Responsable de l'unité de recherche de l'UREPH (Unité de recherche sur les enjeux et les pratiques humanitaires) de Médecins Sans Frontières (MSF) Genève, Suisse)

Michaël Neuman
Michaël
Neuman

Directeur d'études au Crash depuis 2010, Michaël Neuman est diplômé d'Histoire contemporaine et de Relations Internationales (Université Paris-I). Il s'est engagé auprès de Médecins sans Frontières en 1999 et a alterné missions sur le terrain (Balkans, Soudan, Caucase, Afrique de l'Ouest notamment) et postes au siège (à New York ainsi qu'à Paris en tant qu'adjoint responsable de programmes). Il a également participé à des projets d'analyses politiques sur les questions d'immigration. Il a été membre des conseils d'administration des sections française et étatsunienne de 2008 à 2010. Il a codirigé "Agir à tout prix? Négociations humanitaires, l'expérience de MSF" (La Découverte, 2011) et "Secourir sans périr. La sécurité humanitaire à l'ère de la gestion des risques" (CNRS Editions, 2016).


Dans cet article pour le Humanitarian Practice Network, Françoise Duroch, responsable de l'Unité de recherche sur les enjeux et les pratiques humanitaires (UREPH) de MSF Genève, et Michaël Neuman, directeur d'études au Centre de réflexion sur l’action et les savoirs humanitaires (CRASH), abordent les raisons et les implications de la pratique croissante du profilage du personnel au sein de MSF. 

En octobre 2020, MSF a organisé à Dakar au Sénégal un atelier sur le profilage du personnel dans les opérations au Sahel. Le profilage consiste à sélectionner le personnel en incluant des critères non professionnels tels que la nationalité, la couleur de la peau, le sexe et la religion. À ce titre, cette pratique soulève un certain nombre de questions d’ordre éthiques et pratiques. Le profilage a conduit à ce que des ressortissants des Etats-Unis ne soient pas déployés dans les opérations de MSF en Colombie par risque d'enlèvement ou à ce que des Tchadiens et des Rwandais ne le soient pas en République centrafricaine et dans l'Est de la République démocratique du Congo respectivement, en raison de conflits régionaux. Le recours au profilage a augmenté ces dernières années en particulier dans les pays d’intervention en Afrique de l'Ouest, la menace d'enlèvement d'Occidentaux par des groupes djihadistes radicaux s'étant intensifiée.

La justification du profilage

La réduction du personnel occidental des organisations humanitaires dans certaines régions du monde répond à un risque réel d'enlèvement.
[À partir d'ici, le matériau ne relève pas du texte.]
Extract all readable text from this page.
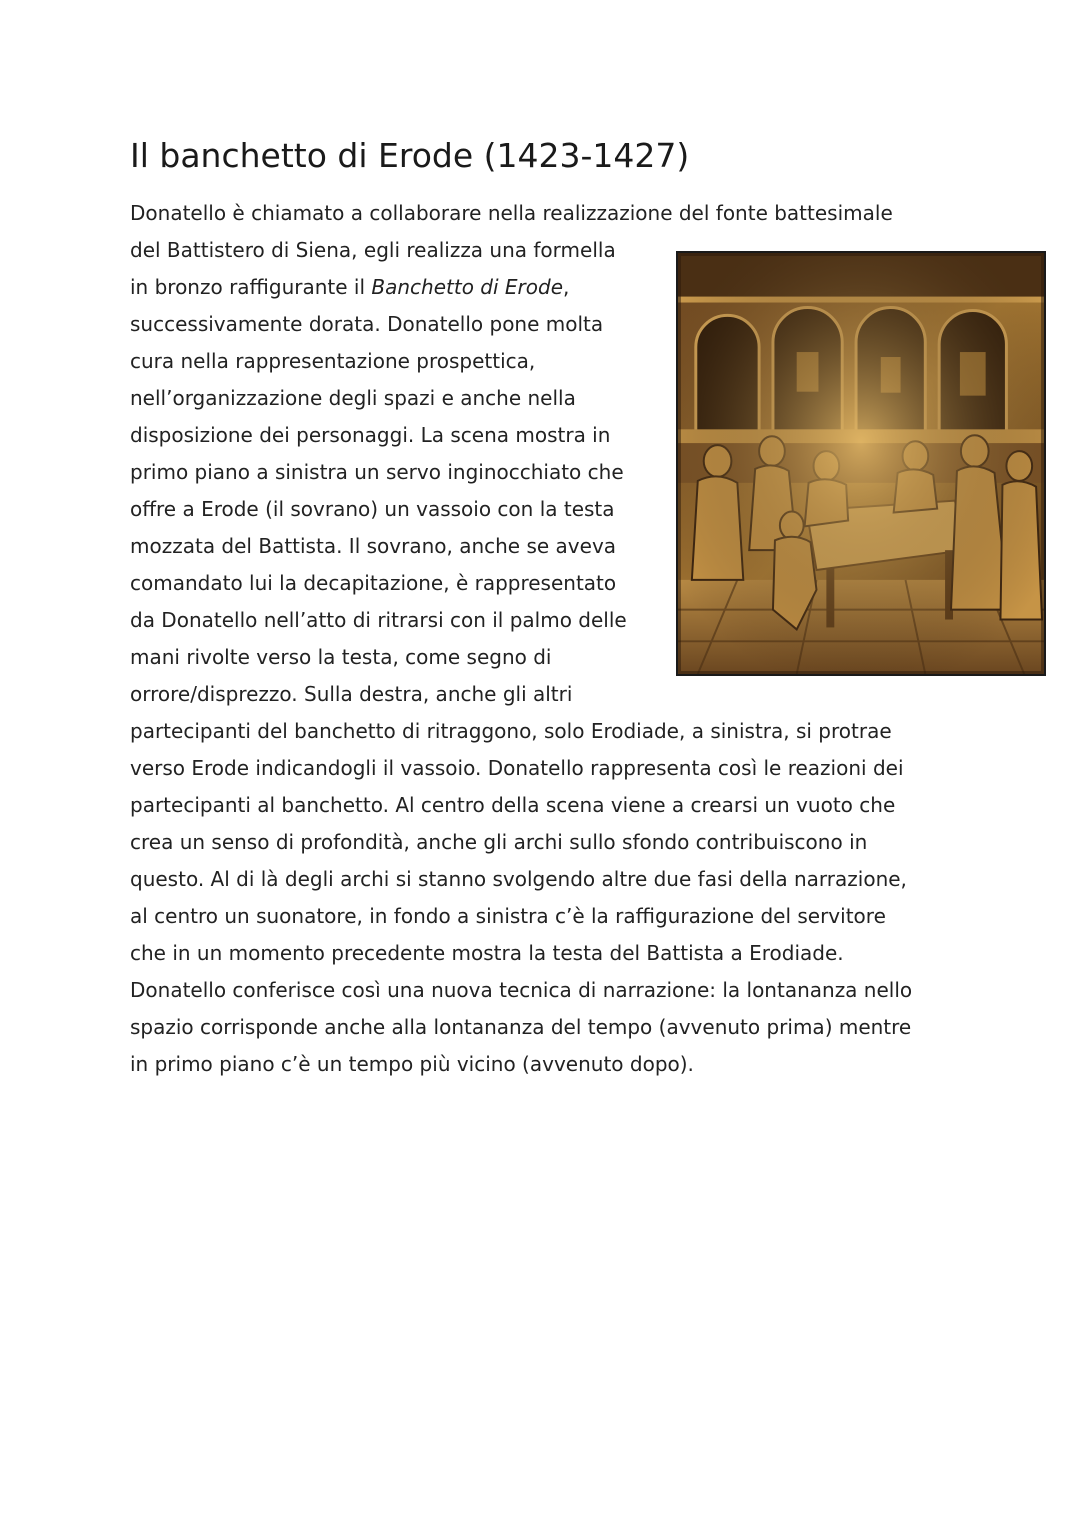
Il banchetto di Erode (1423-1427)
Donatello è chiamato a collaborare nella realizzazione del fonte battesimale
del Battistero di Siena, egli realizza una formella
in bronzo raffigurante il Banchetto di Erode,
successivamente dorata. Donatello pone molta
cura nella rappresentazione prospettica,
nell’organizzazione degli spazi e anche nella
disposizione dei personaggi. La scena mostra in
primo piano a sinistra un servo inginocchiato che
offre a Erode (il sovrano) un vassoio con la testa
mozzata del Battista. Il sovrano, anche se aveva
comandato lui la decapitazione, è rappresentato
da Donatello nell’atto di ritrarsi con il palmo delle
mani rivolte verso la testa, come segno di
orrore/disprezzo. Sulla destra, anche gli altri
partecipanti del banchetto di ritraggono, solo Erodiade, a sinistra, si protrae
verso Erode indicandogli il vassoio. Donatello rappresenta così le reazioni dei
partecipanti al banchetto. Al centro della scena viene a crearsi un vuoto che
crea un senso di profondità, anche gli archi sullo sfondo contribuiscono in
questo. Al di là degli archi si stanno svolgendo altre due fasi della narrazione,
al centro un suonatore, in fondo a sinistra c’è la raffigurazione del servitore
che in un momento precedente mostra la testa del Battista a Erodiade.
Donatello conferisce così una nuova tecnica di narrazione: la lontananza nello
spazio corrisponde anche alla lontananza del tempo (avvenuto prima) mentre
in primo piano c’è un tempo più vicino (avvenuto dopo).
Comme l'a dit un participant à l'atelier : « Tout le monde s'accorde à dire que certaines nationalités ne peuvent pas se rendre dans ces régions, alors comment pouvons-nous nous adapter et continuer à mener des opérations pour ces populations dans le besoin ? » Au cours des dernières années, les mesures visant à promouvoir le personnel africain semblent avoir permis de mener des opérations qui auraient été difficiles ou impossibles, notamment au Mali, au Niger, au Burkina Faso et dans le nord du Nigeria.
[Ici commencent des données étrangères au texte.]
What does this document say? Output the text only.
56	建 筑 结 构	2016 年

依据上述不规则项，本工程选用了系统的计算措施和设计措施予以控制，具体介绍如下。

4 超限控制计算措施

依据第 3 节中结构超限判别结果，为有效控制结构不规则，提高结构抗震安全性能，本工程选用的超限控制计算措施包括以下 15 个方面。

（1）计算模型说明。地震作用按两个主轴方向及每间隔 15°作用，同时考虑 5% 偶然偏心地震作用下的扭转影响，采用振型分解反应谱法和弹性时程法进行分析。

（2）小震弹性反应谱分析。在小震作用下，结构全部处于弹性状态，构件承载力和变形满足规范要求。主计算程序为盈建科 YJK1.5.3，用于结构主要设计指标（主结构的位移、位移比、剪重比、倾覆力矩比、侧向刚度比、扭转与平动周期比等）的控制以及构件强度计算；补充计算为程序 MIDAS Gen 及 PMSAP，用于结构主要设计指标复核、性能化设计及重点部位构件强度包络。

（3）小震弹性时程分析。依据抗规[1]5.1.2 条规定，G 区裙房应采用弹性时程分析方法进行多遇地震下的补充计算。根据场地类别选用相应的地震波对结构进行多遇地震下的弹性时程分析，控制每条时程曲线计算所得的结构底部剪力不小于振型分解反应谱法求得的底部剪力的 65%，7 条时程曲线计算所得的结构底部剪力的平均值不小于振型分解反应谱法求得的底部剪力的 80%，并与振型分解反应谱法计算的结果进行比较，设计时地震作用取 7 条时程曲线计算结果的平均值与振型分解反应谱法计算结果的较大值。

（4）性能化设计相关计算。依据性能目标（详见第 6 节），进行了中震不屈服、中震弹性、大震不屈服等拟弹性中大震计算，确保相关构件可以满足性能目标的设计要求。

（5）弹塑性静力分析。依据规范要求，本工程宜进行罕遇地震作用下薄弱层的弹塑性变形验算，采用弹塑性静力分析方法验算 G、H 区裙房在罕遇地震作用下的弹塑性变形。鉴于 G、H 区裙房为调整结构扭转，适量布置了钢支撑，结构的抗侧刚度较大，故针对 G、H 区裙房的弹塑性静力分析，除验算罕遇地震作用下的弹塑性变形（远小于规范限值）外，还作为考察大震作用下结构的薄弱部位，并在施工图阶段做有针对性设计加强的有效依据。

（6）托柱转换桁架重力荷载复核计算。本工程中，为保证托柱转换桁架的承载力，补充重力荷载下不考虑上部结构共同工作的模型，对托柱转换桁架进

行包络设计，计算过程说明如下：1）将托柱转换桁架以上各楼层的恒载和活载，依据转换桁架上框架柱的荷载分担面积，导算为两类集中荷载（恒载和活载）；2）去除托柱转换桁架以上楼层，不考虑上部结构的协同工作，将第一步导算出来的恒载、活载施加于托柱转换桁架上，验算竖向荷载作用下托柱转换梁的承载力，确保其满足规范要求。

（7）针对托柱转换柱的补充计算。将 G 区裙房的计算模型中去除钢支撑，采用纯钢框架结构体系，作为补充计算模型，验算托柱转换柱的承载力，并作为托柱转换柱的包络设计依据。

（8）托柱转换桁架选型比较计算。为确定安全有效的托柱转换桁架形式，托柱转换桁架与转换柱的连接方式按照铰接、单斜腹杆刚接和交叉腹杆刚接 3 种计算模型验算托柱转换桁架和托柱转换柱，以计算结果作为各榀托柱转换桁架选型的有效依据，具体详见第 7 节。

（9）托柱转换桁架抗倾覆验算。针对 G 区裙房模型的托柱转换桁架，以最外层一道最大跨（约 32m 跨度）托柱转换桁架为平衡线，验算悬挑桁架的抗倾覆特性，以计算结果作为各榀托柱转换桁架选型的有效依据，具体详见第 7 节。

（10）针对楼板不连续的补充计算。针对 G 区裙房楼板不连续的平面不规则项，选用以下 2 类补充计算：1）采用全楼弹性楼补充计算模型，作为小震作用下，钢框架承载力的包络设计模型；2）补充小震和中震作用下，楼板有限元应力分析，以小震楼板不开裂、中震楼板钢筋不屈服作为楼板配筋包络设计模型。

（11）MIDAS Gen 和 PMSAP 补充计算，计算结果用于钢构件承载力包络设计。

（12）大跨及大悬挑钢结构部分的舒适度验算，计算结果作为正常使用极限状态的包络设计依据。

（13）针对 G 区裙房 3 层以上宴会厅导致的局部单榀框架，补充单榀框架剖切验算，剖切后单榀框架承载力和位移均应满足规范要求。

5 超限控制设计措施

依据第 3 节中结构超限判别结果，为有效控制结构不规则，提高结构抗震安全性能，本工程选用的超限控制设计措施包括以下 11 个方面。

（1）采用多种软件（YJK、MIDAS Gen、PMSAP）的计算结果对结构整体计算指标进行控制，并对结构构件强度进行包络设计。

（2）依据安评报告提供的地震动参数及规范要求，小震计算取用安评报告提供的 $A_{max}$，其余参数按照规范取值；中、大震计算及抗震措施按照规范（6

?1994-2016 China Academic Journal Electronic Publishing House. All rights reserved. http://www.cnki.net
La sélection de salariés sur la base de critères non professionnels n'est pas toujours explicitement définie et les pratiques varient d'un projet à l'autre : la nationalité, la couleur de peau et la religion sont parfois utilisées simultanément ou successivement. La mesure est souvent mise en œuvre après une analyse des risques effectuée par les équipes de terrain et du siège, mais elle peut également être imposée par des interlocuteurs politico-militaires : « N'envoyez pas de blancs sur nos territoires, ils seront kidnappés », peut-on s’entendre dire parfois.

Pratique marginale pendant des années au sein de MSF, le profilage est aujourd'hui beaucoup plus courant, au point qu'un des responsables de l'organisation estime que « nous avons rendu l'exception la norme ». Dans les pays du Sahel où MSF travaille, le profilage a été utilisé dans la majorité des projets récents et le personnel international déployé est principalement composé d'Africains noirs. MSF considère que le risque d'enlèvement d'Occidentaux est particulièrement élevé dans ces régions et applique donc le profilage.
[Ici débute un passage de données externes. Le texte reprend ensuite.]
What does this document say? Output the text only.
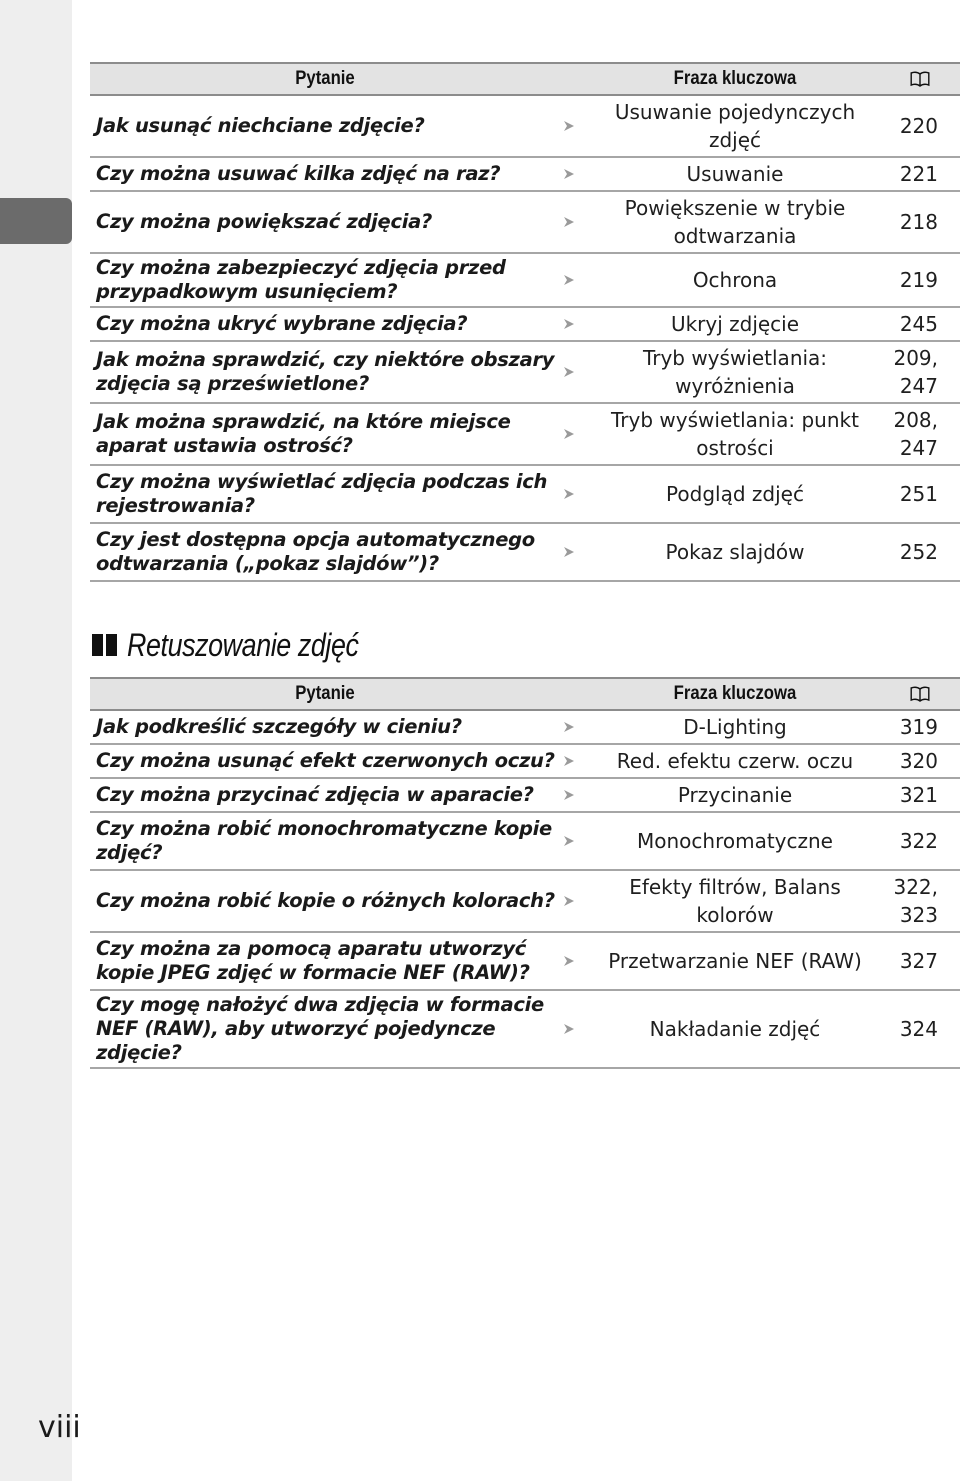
viii
Pytanie		Fraza kluczowa	
Jak usunąć niechciane zdjęcie?		Usuwanie pojedynczych zdjęć	220
Czy można usuwać kilka zdjęć na raz?		Usuwanie	221
Czy można powiększać zdjęcia?		Powiększenie w trybie odtwarzania	218
Czy można zabezpieczyć zdjęcia przed przypadkowym usunięciem?		Ochrona	219
Czy można ukryć wybrane zdjęcia?		Ukryj zdjęcie	245
Jak można sprawdzić, czy niektóre obszary zdjęcia są prześwietlone?		Tryb wyświetlania: wyróżnienia	209, 247
Jak można sprawdzić, na które miejsce aparat ustawia ostrość?		Tryb wyświetlania: punkt ostrości	208, 247
Czy można wyświetlać zdjęcia podczas ich rejestrowania?		Podgląd zdjęć	251
Czy jest dostępna opcja automatycznego odtwarzania („pokaz slajdów”)?		Pokaz slajdów	252
Retuszowanie zdjęć
Pytanie		Fraza kluczowa	
Jak podkreślić szczegóły w cieniu?		D-Lighting	319
Czy można usunąć efekt czerwonych oczu?		Red. efektu czerw. oczu	320
Czy można przycinać zdjęcia w aparacie?		Przycinanie	321
Czy można robić monochromatyczne kopie zdjęć?		Monochromatyczne	322
Czy można robić kopie o różnych kolorach?		Efekty filtrów, Balans kolorów	322, 323
Czy można za pomocą aparatu utworzyć kopie JPEG zdjęć w formacie NEF (RAW)?		Przetwarzanie NEF (RAW)	327
Czy mogę nałożyć dwa zdjęcia w formacie NEF (RAW), aby utworzyć pojedyncze zdjęcie?		Nakładanie zdjęć	324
La normalisation de cette mesure a soulevé une série de questions parmi le personnel touché par le profilage : « Vous avez profilé [le projet], vous avez retiré les blancs, que va-t-il se passer ensuite, ne serons-nous pas les prochaines cibles ? »

Efficacité : ce qui fonctionne

Le profilage permet-il de réduire efficacement les risques ? Ou s'agit-il simplement de transférer les risques des Occidentaux aux Africains ?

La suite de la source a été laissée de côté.